幾つもの弾丸の連射の末に対象を中心として超新星爆発じみた爆発を発生させる。これら一連の攻撃は対象の残り体力が多ければ多いほど威力が増加する。
高火力の宝具だが、その分消費される魔力量(コスト)は甚大であり、そう簡単に連発できるものではない。
【weapon】
バーサーカーが愛用するサブマシンガン。
何の変哲もないサブマシンガンをデコレーションしたもの。暗闇の中でも星のように輝く特別な外観を持つ。
いつでもどこでもミカのために活躍する。
【人物背景】
かつて裏切りの魔女と呼ばれ、悪役に身を落とし、そして──ささやかな、けれども劇的な救いを得た少女。
【サーヴァントとしての願い】
特に無いが、今は機嫌がいいのでマスターに付き合ってあげてもいい。
【マスター】
乙骨憂太@呪術廻戦
【マスターとしての願い】
聖杯戦争の解決。元の世界への帰還。
【weapon】
【能力・技能】
人から流れ出る負のエネルギー・呪力をコントロールし、術式を運用することで常人から隔絶した異能を揮う者。
呪力総量が凄まじく、現代最強の呪術師と名高い五条悟を上回るほど。その呪力量に裏打ちされた強化術により肉体(フィジカル)と耐久(タフネス)を強化し、刀を用いた肉弾戦を得意とする。

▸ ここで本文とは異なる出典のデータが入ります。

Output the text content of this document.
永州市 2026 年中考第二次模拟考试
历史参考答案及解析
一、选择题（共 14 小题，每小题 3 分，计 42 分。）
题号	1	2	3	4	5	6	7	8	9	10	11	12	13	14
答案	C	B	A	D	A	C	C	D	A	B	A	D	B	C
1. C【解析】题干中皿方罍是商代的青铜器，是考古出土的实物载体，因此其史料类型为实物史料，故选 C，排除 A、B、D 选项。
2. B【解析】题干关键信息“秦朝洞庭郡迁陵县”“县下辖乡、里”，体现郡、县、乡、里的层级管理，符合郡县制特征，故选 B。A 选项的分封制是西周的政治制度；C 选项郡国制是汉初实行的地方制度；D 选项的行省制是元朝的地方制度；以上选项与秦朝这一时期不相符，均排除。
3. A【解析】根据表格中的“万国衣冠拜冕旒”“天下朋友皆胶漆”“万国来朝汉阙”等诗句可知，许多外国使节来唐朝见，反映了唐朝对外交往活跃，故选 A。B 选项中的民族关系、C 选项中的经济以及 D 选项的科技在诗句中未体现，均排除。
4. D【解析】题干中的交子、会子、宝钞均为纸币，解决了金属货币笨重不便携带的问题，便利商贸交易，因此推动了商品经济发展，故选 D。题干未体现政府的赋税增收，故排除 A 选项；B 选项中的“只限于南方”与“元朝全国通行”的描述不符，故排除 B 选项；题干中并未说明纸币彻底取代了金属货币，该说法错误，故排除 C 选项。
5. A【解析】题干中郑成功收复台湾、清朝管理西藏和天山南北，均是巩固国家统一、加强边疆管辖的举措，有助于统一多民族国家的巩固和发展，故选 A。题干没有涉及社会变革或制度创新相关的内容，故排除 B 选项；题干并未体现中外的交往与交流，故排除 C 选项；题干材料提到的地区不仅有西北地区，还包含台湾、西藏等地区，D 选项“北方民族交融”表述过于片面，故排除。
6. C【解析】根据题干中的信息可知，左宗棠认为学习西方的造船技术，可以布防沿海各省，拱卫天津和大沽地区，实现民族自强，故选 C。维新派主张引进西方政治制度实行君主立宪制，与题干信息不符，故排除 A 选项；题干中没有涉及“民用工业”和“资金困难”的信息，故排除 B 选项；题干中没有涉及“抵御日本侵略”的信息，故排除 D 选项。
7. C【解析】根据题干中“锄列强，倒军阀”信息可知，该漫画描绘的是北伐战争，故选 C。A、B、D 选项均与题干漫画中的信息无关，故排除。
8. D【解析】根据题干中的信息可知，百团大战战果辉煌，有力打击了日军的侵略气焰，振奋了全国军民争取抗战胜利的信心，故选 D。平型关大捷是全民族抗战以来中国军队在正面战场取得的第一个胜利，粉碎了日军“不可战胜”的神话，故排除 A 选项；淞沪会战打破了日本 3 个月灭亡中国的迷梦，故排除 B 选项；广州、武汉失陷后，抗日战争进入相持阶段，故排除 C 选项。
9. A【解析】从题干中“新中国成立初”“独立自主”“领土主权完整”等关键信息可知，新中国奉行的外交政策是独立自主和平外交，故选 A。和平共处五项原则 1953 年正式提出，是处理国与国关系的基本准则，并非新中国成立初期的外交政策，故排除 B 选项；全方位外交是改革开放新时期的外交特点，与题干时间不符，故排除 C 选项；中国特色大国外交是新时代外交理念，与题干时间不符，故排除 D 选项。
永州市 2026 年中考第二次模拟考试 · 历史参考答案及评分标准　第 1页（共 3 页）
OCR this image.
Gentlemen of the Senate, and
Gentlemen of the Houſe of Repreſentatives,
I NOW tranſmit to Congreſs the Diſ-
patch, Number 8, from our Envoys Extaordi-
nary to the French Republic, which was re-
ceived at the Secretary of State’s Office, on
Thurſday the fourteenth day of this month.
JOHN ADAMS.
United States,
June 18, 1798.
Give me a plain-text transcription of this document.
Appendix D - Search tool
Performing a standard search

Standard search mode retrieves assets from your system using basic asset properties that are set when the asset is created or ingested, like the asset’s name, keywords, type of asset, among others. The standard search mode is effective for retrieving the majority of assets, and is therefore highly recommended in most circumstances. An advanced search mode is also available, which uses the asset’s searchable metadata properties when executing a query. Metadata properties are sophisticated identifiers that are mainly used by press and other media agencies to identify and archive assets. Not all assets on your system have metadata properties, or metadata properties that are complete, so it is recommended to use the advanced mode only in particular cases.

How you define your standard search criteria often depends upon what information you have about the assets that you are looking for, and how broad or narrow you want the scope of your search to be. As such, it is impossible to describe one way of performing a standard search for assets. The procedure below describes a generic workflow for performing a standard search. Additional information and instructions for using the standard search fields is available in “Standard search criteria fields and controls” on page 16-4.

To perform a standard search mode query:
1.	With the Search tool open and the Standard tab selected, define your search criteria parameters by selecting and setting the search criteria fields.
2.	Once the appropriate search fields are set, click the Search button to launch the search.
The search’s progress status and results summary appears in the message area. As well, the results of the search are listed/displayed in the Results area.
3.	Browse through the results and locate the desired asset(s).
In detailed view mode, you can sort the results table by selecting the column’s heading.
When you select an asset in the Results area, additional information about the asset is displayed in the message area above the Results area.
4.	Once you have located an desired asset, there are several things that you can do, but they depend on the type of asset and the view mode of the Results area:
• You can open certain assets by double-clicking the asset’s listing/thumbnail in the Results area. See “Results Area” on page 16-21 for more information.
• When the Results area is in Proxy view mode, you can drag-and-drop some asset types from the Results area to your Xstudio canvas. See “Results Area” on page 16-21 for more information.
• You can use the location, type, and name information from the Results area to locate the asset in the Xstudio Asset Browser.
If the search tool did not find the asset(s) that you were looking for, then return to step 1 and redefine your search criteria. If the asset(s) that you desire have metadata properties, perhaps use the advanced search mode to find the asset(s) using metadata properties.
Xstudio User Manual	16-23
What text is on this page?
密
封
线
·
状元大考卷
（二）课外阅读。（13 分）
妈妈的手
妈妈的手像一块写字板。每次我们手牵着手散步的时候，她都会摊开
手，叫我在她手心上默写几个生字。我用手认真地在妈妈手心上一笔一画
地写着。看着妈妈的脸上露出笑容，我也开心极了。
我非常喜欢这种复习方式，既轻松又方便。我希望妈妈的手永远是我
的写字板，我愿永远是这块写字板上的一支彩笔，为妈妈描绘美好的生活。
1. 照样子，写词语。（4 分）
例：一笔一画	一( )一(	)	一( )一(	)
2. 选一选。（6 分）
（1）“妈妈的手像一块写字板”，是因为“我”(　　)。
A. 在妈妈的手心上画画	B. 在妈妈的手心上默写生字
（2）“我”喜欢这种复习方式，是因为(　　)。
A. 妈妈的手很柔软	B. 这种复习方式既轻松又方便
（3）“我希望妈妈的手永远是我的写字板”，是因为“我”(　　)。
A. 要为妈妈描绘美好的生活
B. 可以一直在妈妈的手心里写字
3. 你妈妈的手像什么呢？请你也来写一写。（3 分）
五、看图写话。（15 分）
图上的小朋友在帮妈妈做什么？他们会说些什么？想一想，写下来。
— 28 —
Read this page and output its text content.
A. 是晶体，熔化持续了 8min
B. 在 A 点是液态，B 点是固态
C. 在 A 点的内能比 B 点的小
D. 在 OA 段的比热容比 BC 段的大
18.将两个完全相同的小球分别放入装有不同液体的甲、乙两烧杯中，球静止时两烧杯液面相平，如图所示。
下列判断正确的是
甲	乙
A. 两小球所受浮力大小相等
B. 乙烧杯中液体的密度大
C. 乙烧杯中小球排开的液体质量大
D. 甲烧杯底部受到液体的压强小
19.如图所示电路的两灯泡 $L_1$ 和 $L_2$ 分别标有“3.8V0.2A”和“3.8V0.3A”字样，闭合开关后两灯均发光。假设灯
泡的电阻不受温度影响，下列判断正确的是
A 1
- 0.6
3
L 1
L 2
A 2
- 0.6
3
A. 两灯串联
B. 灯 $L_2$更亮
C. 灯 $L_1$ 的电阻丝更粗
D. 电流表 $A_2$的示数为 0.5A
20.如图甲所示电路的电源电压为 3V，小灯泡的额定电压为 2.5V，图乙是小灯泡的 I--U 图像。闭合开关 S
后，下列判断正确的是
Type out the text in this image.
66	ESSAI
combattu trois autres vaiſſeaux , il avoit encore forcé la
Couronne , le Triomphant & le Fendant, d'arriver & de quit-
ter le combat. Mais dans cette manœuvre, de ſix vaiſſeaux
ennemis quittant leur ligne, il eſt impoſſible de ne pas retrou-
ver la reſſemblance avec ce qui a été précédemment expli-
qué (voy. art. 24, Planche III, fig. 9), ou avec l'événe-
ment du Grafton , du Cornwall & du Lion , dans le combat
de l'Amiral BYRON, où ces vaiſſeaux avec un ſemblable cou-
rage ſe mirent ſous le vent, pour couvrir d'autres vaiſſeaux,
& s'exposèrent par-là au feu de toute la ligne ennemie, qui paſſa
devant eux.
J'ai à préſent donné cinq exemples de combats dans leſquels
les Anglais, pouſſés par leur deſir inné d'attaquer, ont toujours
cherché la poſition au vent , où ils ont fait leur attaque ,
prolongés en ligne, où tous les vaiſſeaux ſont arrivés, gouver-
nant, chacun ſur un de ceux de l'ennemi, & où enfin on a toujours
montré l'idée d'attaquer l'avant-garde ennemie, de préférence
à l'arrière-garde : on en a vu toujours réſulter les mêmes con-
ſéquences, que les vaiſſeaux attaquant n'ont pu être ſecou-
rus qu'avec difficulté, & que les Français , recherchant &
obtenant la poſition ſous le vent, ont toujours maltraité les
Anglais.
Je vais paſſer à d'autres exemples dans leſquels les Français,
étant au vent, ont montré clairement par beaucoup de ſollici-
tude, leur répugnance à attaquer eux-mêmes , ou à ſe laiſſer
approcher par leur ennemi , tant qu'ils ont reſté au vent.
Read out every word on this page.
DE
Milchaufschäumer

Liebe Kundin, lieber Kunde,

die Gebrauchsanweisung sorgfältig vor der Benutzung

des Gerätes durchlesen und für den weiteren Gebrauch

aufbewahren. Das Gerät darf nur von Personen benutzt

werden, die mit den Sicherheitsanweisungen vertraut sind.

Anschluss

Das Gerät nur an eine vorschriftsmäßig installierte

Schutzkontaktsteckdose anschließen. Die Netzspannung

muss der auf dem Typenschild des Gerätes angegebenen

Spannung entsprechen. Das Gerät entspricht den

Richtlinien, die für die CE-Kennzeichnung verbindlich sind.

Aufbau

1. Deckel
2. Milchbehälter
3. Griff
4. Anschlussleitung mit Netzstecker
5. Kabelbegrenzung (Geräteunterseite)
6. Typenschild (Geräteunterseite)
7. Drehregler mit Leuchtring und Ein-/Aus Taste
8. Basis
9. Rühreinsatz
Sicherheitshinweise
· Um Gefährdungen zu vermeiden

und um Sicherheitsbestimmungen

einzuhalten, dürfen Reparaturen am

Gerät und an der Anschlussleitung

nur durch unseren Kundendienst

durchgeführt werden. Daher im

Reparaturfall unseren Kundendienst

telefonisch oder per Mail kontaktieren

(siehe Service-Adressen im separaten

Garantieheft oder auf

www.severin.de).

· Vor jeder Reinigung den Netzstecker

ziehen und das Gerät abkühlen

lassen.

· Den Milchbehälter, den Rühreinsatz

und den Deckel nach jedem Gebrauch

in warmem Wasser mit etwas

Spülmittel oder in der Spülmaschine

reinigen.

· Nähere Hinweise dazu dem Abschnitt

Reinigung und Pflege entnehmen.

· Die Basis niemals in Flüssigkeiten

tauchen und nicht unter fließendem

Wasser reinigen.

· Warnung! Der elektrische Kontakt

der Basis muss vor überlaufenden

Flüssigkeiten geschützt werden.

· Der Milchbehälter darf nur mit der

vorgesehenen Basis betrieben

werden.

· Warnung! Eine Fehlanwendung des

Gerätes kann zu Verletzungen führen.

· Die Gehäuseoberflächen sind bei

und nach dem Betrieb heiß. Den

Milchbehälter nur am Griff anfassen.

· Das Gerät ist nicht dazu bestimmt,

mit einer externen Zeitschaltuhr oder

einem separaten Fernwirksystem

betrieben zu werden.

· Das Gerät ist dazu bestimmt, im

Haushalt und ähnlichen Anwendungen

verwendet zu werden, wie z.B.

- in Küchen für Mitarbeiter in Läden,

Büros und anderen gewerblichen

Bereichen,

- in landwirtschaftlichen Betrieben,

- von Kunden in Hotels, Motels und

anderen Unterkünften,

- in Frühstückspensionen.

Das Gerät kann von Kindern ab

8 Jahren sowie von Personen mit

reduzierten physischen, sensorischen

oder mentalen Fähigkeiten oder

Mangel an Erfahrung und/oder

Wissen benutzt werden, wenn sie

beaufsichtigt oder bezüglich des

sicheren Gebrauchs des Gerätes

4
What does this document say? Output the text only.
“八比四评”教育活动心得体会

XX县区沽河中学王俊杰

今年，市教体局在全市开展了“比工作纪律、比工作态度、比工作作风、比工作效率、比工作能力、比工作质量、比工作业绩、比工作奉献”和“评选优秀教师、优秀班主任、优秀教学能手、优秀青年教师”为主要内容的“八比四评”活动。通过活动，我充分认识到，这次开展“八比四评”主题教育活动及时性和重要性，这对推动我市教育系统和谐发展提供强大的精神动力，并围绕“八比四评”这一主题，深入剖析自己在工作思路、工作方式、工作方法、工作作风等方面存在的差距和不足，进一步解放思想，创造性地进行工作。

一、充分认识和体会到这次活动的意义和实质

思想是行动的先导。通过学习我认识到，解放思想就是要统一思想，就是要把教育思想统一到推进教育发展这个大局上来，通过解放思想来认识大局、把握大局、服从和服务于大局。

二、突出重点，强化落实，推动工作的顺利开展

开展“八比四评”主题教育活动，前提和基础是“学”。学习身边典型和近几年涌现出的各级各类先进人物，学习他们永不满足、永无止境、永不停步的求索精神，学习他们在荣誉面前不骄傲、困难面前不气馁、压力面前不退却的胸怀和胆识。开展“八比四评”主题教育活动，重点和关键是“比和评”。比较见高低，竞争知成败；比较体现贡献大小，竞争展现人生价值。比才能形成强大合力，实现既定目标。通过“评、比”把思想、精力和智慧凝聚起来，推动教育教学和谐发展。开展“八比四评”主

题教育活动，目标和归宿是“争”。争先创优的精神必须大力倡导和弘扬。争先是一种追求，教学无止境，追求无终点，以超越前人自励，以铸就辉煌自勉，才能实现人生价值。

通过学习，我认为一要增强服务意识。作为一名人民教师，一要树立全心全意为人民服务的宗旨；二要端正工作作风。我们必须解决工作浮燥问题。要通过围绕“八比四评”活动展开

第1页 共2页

また乙骨は負のエネルギーを掛け合わせることで正のエネルギーを生み出し、注ぎ込んだ対象の傷を回復する『反転術式』も会得している。
かつて乙骨に憑いていた特級過呪怨霊・祈本里香とは似て非なる式神のような存在。
その正体は里香の成仏後に残された外付けの術式と呪力の備蓄である。通常顕現の時点で並大抵の式神を上回る支援能力を持っているのだが、その真価は乙骨が指輪を通して『リカ』と接続したときに発揮される。
接続持続時間である5分の間のみ『術式の使用』『「リカ」の完全顕現』『「リカ」からの呪力供給』が可能となる。
『リカ』と接続している5分の間だけ、他者の術式を模倣(コピー)することができる。
本企画の乙骨は新宿における五条悟と両面宿儺の決戦直前にあたる時系列から呼び出されているので、包蔵(ストック)されている術式もその時期に相応しいものとなっている。
呪術の極致、領域展開。呪術師にとっては文字通りの必殺技に相当する代物。
乙骨憂太の領域は巨大な水引によってぐるりを囲まれ、無数の刀が突き刺さっている建築物の骨組みという形で展開される。その効果はこれまで模倣(コピー)し包蔵(ストック)している術式の中からひとつ選択し、必中術式として結界に付与するというもの。それ以外の術式は領域内の刀にランダムに宿っており、乙骨だけがその効果を引き出すことができる。どの刀にどの術式が宿っているかは乙骨も刀を手にするまで分からない。刀は一度術式を開放すると消滅するが、使用可能な本数に制限はない。
【人物背景】
呪術高専東京校の二年生。日本に4人しかいない特級呪術師のひとり。
温厚で仲間思いの性格をしている優しい少年なのだが、その反面、自分自身への関心が極めて低い。